According to him, “Like Jeremy Bentham says, the happiness of the people in a society is the end of governance. But what do we have in Nigeria. The gap between the rich and the poor keeps expanding. “If this gap is not narrowed, a time will soon come when the suffering masses will see no difference between living and dying and will take up arms against the state. And when this happens, Abuja cannot stand. “I have argued with documented evidence that there is nothing like fuel subsidy and so they can’t remove what does not exist. Petrol should sell for N40 in Nigeria. Although officially it is N97, marketers sell petrol for between N110 and N120 and government closes its eyes to this illegality. “The Ribadu panel has shown how the country lost billions of naira to swindlers under non-existing subsidy. A senator earns N500,000 in a day and N15.18 million in a month, which can employ President Barrack Obama four times,” David-West said. “From the way the country is being run, Nigeria has no right to succeed. We are called the giant in Africa and we are truly giant in many negative things. This country can’t survive because it is anti-poor and consequently anti-God. There is also an elastic limit to people’s suffering,” he said.

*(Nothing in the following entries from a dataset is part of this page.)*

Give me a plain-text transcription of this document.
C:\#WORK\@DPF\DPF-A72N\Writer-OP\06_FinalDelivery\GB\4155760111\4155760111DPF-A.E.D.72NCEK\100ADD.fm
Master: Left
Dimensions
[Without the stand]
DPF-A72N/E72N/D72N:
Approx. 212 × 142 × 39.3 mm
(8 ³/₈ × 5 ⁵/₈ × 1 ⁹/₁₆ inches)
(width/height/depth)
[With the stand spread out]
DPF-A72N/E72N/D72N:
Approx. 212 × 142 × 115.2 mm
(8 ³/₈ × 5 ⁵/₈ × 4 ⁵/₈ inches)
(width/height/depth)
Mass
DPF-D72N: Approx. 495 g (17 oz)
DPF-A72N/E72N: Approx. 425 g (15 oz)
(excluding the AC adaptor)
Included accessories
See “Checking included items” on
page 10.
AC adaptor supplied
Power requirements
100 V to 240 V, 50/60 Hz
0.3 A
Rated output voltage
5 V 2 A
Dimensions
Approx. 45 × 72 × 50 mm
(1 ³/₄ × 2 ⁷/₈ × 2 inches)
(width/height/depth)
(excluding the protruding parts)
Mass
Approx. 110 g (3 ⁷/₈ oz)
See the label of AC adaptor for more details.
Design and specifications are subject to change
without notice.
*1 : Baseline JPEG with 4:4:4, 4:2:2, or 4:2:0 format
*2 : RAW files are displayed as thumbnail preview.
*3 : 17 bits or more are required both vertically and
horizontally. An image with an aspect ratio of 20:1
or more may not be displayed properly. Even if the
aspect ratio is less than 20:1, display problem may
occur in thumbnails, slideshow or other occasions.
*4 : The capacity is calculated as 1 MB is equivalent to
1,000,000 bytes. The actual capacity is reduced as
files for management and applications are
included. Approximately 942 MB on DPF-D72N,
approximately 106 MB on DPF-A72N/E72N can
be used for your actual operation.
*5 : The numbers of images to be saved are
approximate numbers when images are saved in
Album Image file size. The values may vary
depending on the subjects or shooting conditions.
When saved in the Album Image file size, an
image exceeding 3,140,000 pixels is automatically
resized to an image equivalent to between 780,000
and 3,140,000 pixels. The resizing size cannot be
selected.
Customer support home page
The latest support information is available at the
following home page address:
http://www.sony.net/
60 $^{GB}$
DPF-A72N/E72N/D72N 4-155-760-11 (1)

The frontline ijaw leaders observed that the only way the political class could avoid a revolution in the country was to provide good governance through policies that would reduce the gap between the haves and the have-nots. He voiced his opposition to the clamour for a Sovereign National Conference (SNC) on the grounds that the resolution reached at such conference about the structure of governance of the country might not be in the interest of the masses.
Notable Nigerians at the lecture included Professor O.O Akinkugbe; Dr Kayode Obembe; the Provost, College of Medicine of the University of Ibadan, Professor O.O Akinyinka; and a representative of the university’s vice-chancellor.